Frame2Package

Frame2Package is a helper library for converting Pandas dataframes to DDF packages.

f2p = Frame2Package()
f2p.add_data(data=df, concepts=concepts)
f2p.to_package('my-ddf-folder')

Quickstart

Installation

To install frame2package, simply run this command (using pipenv or pip):

$ pipenv install frame2package

Basic usage

import pandas as pd
import io
from frame2package import Frame2Package

# Load some sample data

data = """area,year,age,education,distribution
Bahamas,2000,15+,Total,1.0
Fiji,1970,80+,Total,1.0
Gabon,2025,20--64,Under 15,0.0
Brunei Darussalam,2045,All,Total,1.0
Thailand,1985,15+,Upper Secondary,0.07
"""

df = pd.read_csv(io.StringIO(data))

# Specify all the concepts in the dataset
# as per the DDF data format specification.

concepts = [
    {
        'concept': 'area',
        'concept_type': 'entity_domain'
    },
    {
        'concept': 'year',
        'concept_type': 'time'
    },
    {
        'concept': 'age',
        'concept_type': 'string'
    },
    {
        'concept': 'education',
        'concept_type': 'entity_domain'
    },
    {
        'concept': 'distribution',
        'concept_type': 'measure'
    },
]

# Initialize a Frame2Package object
f2p = Frame2Package()

# Add the data
f2p.add_data(data=df, concepts=concepts)

# Save the package
f2p.to_package('sample-dataset')

Usage

Data format

In order for frame2package to create a datapackage, your data needs to adhere to the tidy format:

  1. Each variable forms a column.
  2. Each observation forms a row.
  3. Each type of observational unit forms a table.

Concepts

In addition to the data itself, you also need to specify what types of variables the dataset consists of.

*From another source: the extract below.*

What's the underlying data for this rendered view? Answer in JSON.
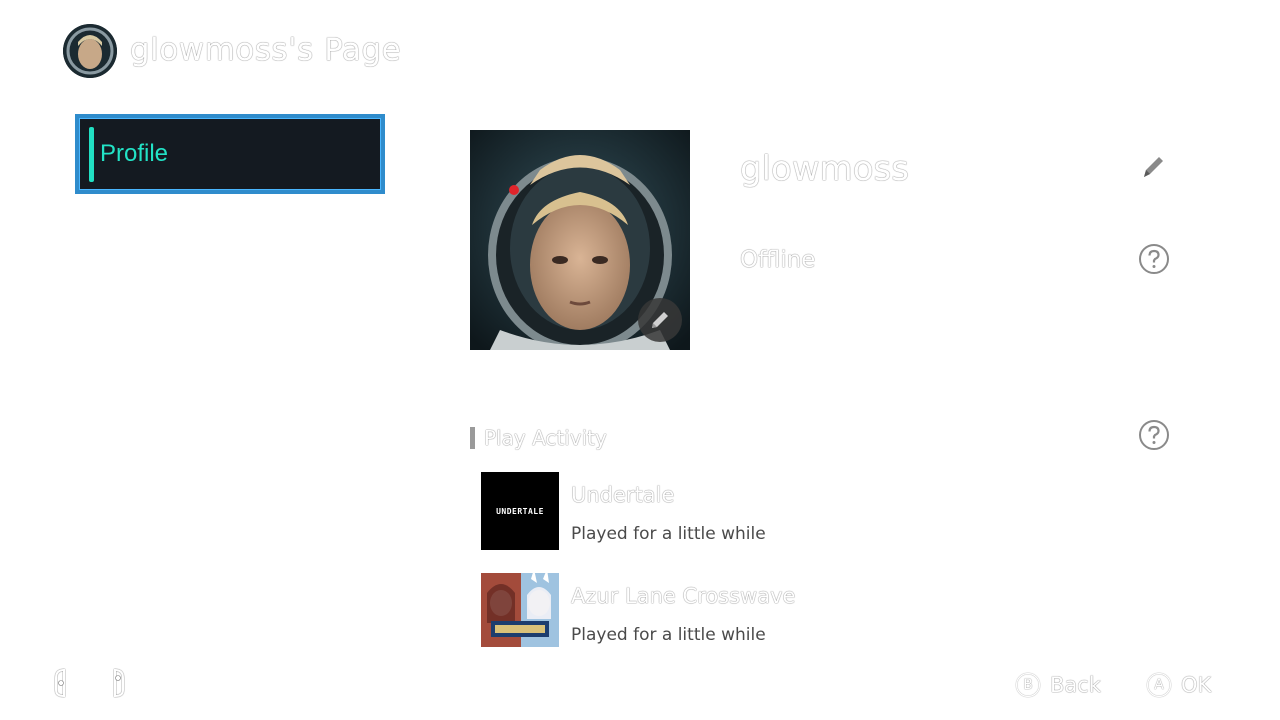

The variables are referred to as concepts. Each concept has a name and a type.

concepts = [
        {
                'concept': 'country',
                'concept_type': 'entity_domain'
        },
        {
                'concept': 'gdp',
                'concept_type': 'measure'
        }
]

Feel free to add additional information about your concepts:

{
        'concept': 'country',
        'concept_type': 'entity_domain',
        'description': 'ISO 3 code of countries'
}

Disaggregation levels

Some of your variables may have “total” entries. For instance, a sex column may have the unique values male, female, and both. In such cases, the DDF package will create separate datasets with and without the sex dimension. To enable this feature, specify what variables have “total” entries and what they are called in the data.

f2p = Frame2Package()
f2p.add_data(df, concepts, totals={'sex': 'both'})

Entities

For each concept of type entity_domain, frame2package will generate an entity file ddf–entities–<entity-name>.csv listing all the unique values for that entity.

If you want to add additional information about the values, such as a description column, create a dataframe with all the unique values for that entity and any additional columns and use .update_entity to add the information to the package.

# Assuming entity with name "sex" and values "M", "F", "B"

# First copy the entity data
sex = f2p.entities['sex'].copy()

# Add a description column
sex['description'] = ['Male', 'Female', 'Both']

# Update the entity in the package
f2p.update_entity(name='sex', data=sex)

API Documentation

Documentation of Frame2Package’s public API.

class frame2package.Frame2Package

Main class of frame2package.

to_package(dirname, attrs={})

Save data to a DDF package.

dirname : str
Name of the DDF directory to be created.
attrs : dict
Attributes to add/update in datapackage.json.